Sunday, April 24, 2005

T is the new X

It looks like I will be a freelancing UX practitioner for a short time while I'm negotiating with potential future employers.

The question is of course: What services does a freelance UX practitioner offer to potential employers?

Should I position myself as a generalist with 10 years of experience in designing interactive online applications (as I do in my resume) or as a specialist in formalizing processes for user experience teams (the stuff I've been working on for the last four years and presenting about recently)?

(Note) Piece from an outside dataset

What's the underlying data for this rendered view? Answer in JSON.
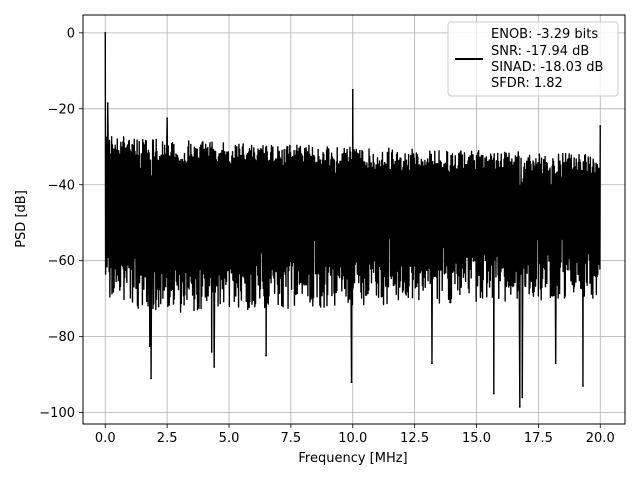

As I wrote in UX Generalist vs. Specialist, the good things about being a specialist are:
  • You can do one thing really, really well
  • You can communicate your stuff to others
  • You know when you're no longer needed
Then again, generalists have their advantages too:
  • You can do others things too
  • You understand team members better because you've had their role
  • You are always good to have around

I guess I'm somewhere in between: I like to apply my experience, working with teams on a project's wicked problems, even when they're not directly related to the Information Architecture deliverables I'm asked to create. But I also enjoy it when someone I work with realizes that creating UX processes is my focus and that I will look at the processes in place and most likely try to compare them to models I've implemented or seen elsewhere. I want to be a generalist and a specialist.

I guess I'm happy being T-shaped. But how do I tell my boss?

1 Comments:

Anonymous Anonymous said...

How exciting!!! I'm doing the same. My specialist/generalist choice will be dependent on contacts and work. I'd guess I may occasionally go in as a generalist then find they need specialist work or vice versa, so I think it will work out!